For a more definitive evaluation of iEC functionality, the in vivo context presents a critical test of their capacity to engraft, integrate into host circulation, and form functional vascular networks. Indeed, our use of a subcutaneous xenograft model in nude mice in this study provided valuable evidence of the practical applicability of Dox-ETV2 iECs in regenerative medicine settings. This model, by demonstrating the engraftment and perfusion capabilities of the iECs, offers a direct assessment of their potential for contributing to vascular networks in a living organism [43, 50]. In any case, these functional assays, while essential for characterizing the endothelial phenotype, should be considered starting points for a comprehensive evaluation of iEC functionality. Researchers are encouraged to expand upon these foundational assays to explore further biological and translational applications of Dox-ETV2 iECs, tailoring their investigative approach to the specific questions and contexts of their studies.

Our streamlined methodology, while presenting numerous advantages, also has potential limitations that merit consideration. A primary concern is the genomic footprint left by the integration of the ETV2 transgene via the piggyBac transposon system. While the piggyBac’s ability to incorporate large transgenes offers flexibility, the resultant genomic footprint raises potential concerns about insertional mutagenesis and genomic stability, particularly in contexts where genomic integrity is crucial. The piggyBac system produces random insertions of the transgene at ‘TTAA’ sites, which could inadvertently influence the expression of proximal genes or disrupt critical genomic regions [51]. This phenomenon is not exclusive to the piggyBac system – lentivirus and retrovirus have an even higher frequency of exon integration [51]. Although for most research applications, this may not present a significant issue, the implications for clinical translation and therapeutic use demand careful consideration. For instance, investigators could routinely screen for undesirable insertions on every single clone, which is cumbersome and not very practical. To circumvent these concerns, alternative strategies such as CRISPR/Cas9-mediated insertion into ‘safe harbor’ genomic sites like the AAVS1 locus could be employed to achieve more precise control over transgene integration [28]. Additionally, for applications requiring a transient expression without a permanent genomic footprint, methodologies relying on temporary transfection with modified mRNA might be preferred despite being less streamlined than our current approach [22-24].

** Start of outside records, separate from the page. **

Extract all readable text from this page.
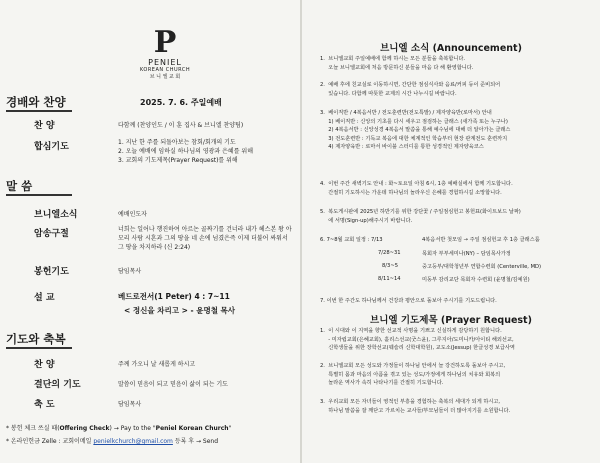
P
PENIEL
KOREAN CHURCH
브 니 엘 교 회
경배와 찬양	2025. 7. 6. 주일예배
찬 양	다함께 (찬양인도 / 이 훈 집사 & 브니엘 찬양팀)
합심기도	1. 지난 한 주를 되돌아보는 참회/회개의 기도
2. 오늘 예배에 임하실 하나님의 영광과 은혜를 위해
3. 교회의 기도제목(Prayer Request)를 위해
말 씀
브니엘소식	예배인도자
암송구절	너희는 일어나 행진하여 아르논 골짜기를 건너라 내가 헤스본 왕 아모리 사람 시혼과 그의 땅을 네 손에 넘겼은즉 이제 더불어 싸워서 그 땅을 차지하라 (신 2:24)
봉헌기도	담임목사
설 교	베드로전서(1 Peter) 4 : 7~11
< 정신을 차리고 > - 윤명철 목사
기도와 축복
찬 양	주께 가오니 날 새롭게 하시고
결단의 기도	말씀이 믿음이 되고 믿음이 삶이 되는 기도
축 도	담임목사
* 봉헌 체크 쓰실 때(Offering Check) → Pay to the "Peniel Korean Church"
* 온라인헌금 Zelle : 교회이메일 penielkchurch@gmail.com 등록 후 → Send
브니엘 소식 (Announcement)
1.  브니엘교회 주일예배에 함께 하시는 모든 분들을 축복합니다.
오늘 브니엘교회에 처음 방문하신 분들을 마음 다 해 환영합니다.
2.  예배 후에 친교실로 이동하시면, 간단한 점심식사와 음료/커피 등이 준비되어
있습니다. 다함께 따뜻한 교제의 시간 나누시길 바랍니다.
3.  베이직반 / 4복음서반 / 전도훈련반(전도특발) / 제자양육반(로마서) 안내
1) 베이직반 : 신앙의 기초를 다시 세우고 점검하는 클래스 (새가족 또는 누구나)
2) 4복음서반 : 신앙성경 4복음서 말씀을 통해 예수님에 대해 더 알아가는 클래스
3) 전도훈련반 : 기독교 복음에 대한 체계적인 학습부터 현장 관계전도 훈련까지
4) 제자양육반 : 로마서 바이블 스터디를 통한 성경적인 제자양육코스
4.  이번 주간 새벽기도 안내 : 화~토요일 아침 6시, 1층 예배실에서 함께 기도합니다.
간절히 기도하시는 가운데 하나님의 놀라우신 은혜를 경험하시길 소망합니다.
5.  복도게시판에 2025년 하반기를 위한 강단꽃 / 주일점심헌고 봉헌표(화이트보드 날짜)
에 서명(Sign-up)해주시기 바랍니다.
6. 7~8월 교회 일정 : 7/13	4복음서반 첫모임 → 주일 점심헌교 후 1층 클래스룸
7/28~31	목회자 부부세미나(NY) – 담임목사가정
8/3~5	중고등부/대학청년부 연합수련회 (Centerville, MD)
8/11~14	미동부 감리교단 목회자 수련회 (윤명철/김예원)
7. 이번 한 주간도 하나님께서 건강과 평안으로 돌보아 주시기를 기도드립니다.
브니엘 기도제목 (Prayer Request)
1.  이 시대와 이 지역을 향한 선교적 사명을 기쁘고 신실하게 감당하기 원합니다.
- 미자립교회(은혜교회), 홀리스선교(굿스윤), 그루지아/도미니카/아이티 해외선교,
신학생들을 위한 장학선교(웨슬리 신학대학원), 교도소(Jessup) 한글성경 보급사역
2.  브니엘교회 모든 성도와 가정들이 하나님 안에서 늘 강건하도록 돌보아 주시고,
특별히 몸과 마음의 아픔을 겪고 있는 성도/가정에게 하나님의 치유와 회복의
놀라운 역사가 속히 나타나기를 간절히 기도합니다.
3.  우리교회 모든 자녀들이 영적인 부흥을 경험하는 축복의 세대가 되게 하시고,
하나님 말씀을 잘 깨닫고 가르치는 교사들/부모님들이 더 많아지기를 소원합니다.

A second limitation is related to our methodology’s reliance on ETV2 as the sole driver of endothelial differentiation, which overlooks the potential synergistic benefits of co-expressing other TFs that might enhance differentiation efficiency or EC functionality [15, 25]. This represents an area for further exploration, offering the potential to improve the quality of iECs derived from this process.

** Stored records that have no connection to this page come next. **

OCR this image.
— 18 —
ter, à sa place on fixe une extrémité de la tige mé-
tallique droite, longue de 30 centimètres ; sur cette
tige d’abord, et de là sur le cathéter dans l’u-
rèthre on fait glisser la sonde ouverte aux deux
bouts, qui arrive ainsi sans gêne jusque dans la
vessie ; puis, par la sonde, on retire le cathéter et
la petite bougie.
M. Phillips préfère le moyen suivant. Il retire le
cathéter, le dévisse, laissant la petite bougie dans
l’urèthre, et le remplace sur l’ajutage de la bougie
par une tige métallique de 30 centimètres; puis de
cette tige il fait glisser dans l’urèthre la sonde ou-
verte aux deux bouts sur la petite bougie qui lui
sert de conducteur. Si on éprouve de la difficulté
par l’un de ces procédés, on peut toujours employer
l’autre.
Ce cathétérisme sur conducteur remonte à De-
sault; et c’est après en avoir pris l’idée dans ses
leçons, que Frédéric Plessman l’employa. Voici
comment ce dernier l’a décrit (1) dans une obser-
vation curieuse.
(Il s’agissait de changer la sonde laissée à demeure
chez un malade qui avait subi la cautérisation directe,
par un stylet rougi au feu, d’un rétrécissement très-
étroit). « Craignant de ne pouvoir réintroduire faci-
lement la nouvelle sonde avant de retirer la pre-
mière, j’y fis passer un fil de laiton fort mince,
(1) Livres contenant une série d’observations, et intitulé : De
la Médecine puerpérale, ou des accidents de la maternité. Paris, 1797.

Lastly, the risk of transgene silencing over time poses a potential challenge to the long-term stability of ETV2 expression and the enduring differentiation capacity of the engineered iPSCs [52]. Although the piggyBac system’s capacity for multiple insertions may minimize this risk [53], regular monitoring of ETV2 inducibility in engineered cell lines is advisable to maintain consistent differentiation outcomes.

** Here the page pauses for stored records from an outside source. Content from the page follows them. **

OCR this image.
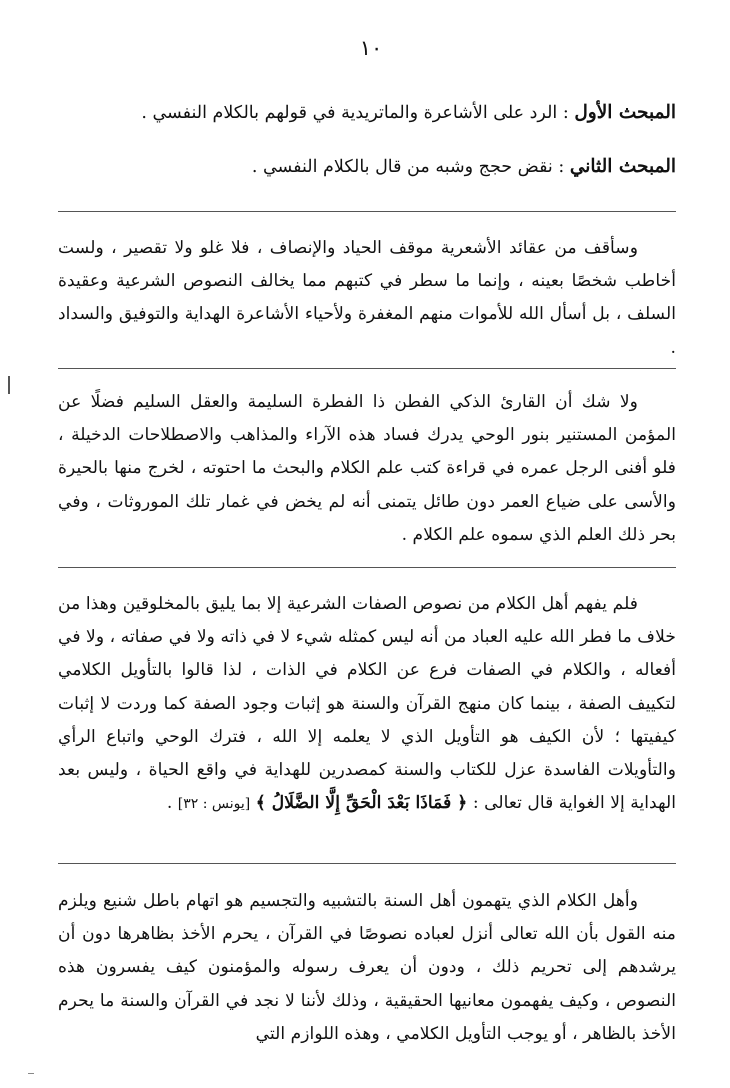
١٠
المبحث الأول : الرد على الأشاعرة والماتريدية في قولهم بالكلام النفسي .
المبحث الثاني : نقض حجج وشبه من قال بالكلام النفسي .
وسأقف من عقائد الأشعرية موقف الحياد والإنصاف ، فلا غلو ولا تقصير ، ولست أخاطب شخصًا بعينه ، وإنما ما سطر في كتبهم مما يخالف النصوص الشرعية وعقيدة السلف ، بل أسأل الله للأموات منهم المغفرة ولأحياء الأشاعرة الهداية والتوفيق والسداد .
ولا شك أن القارئ الذكي الفطن ذا الفطرة السليمة والعقل السليم فضلًا عن المؤمن المستنير بنور الوحي يدرك فساد هذه الآراء والمذاهب والاصطلاحات الدخيلة ، فلو أفنى الرجل عمره في قراءة كتب علم الكلام والبحث ما احتوته ، لخرج منها بالحيرة والأسى على ضياع العمر دون طائل يتمنى أنه لم يخض في غمار تلك الموروثات ، وفي بحر ذلك العلم الذي سموه علم الكلام .
فلم يفهم أهل الكلام من نصوص الصفات الشرعية إلا بما يليق بالمخلوقين وهذا من خلاف ما فطر الله عليه العباد من أنه ليس كمثله شيء لا في ذاته ولا في صفاته ، ولا في أفعاله ، والكلام في الصفات فرع عن الكلام في الذات ، لذا قالوا بالتأويل الكلامي لتكييف الصفة ، بينما كان منهج القرآن والسنة هو إثبات وجود الصفة كما وردت لا إثبات كيفيتها ؛ لأن الكيف هو التأويل الذي لا يعلمه إلا الله ، فترك الوحي واتباع الرأي والتأويلات الفاسدة عزل للكتاب والسنة كمصدرين للهداية في واقع الحياة ، وليس بعد الهداية إلا الغواية قال تعالى : ﴿ فَمَاذَا بَعْدَ الْحَقِّ إِلَّا الضَّلَالُ ﴾ [يونس : ٣٢] .
وأهل الكلام الذي يتهمون أهل السنة بالتشبيه والتجسيم هو اتهام باطل شنيع ويلزم منه القول بأن الله تعالى أنزل لعباده نصوصًا في القرآن ، يحرم الأخذ بظاهرها دون أن يرشدهم إلى تحريم ذلك ، ودون أن يعرف رسوله والمؤمنون كيف يفسرون هذه النصوص ، وكيف يفهمون معانيها الحقيقية ، وذلك لأننا لا نجد في القرآن والسنة ما يحرم الأخذ بالظاهر ، أو يوجب التأويل الكلامي ، وهذه اللوازم التي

In conclusion, our work introduces a streamlined method for the efficient and reproducible differentiation of human iPSCs into iECs, leveraging the transient, doxycycline-inducible activation of the ETV2 TF. The adoption of this TF-inducible approach underscores a broader trend in stem cell research towards more controlled and precise differentiation processes. By developing and sharing research on this methodology and the related Dox-ETV2 iPSC lines, we aim to enhance their utility in advancing vascular biology research and exploring regenerative medicine applications. As the utility of these inducible systems gains recognition, we anticipate their increased incorporation into future vascular biology studies, offering a valuable resource for investigators seeking to reliably generate human iECs.

Data availability

RNA-seq data used in this study are deposited in the Gene Expression Omnibus (GEO) under accession number [GSE263058].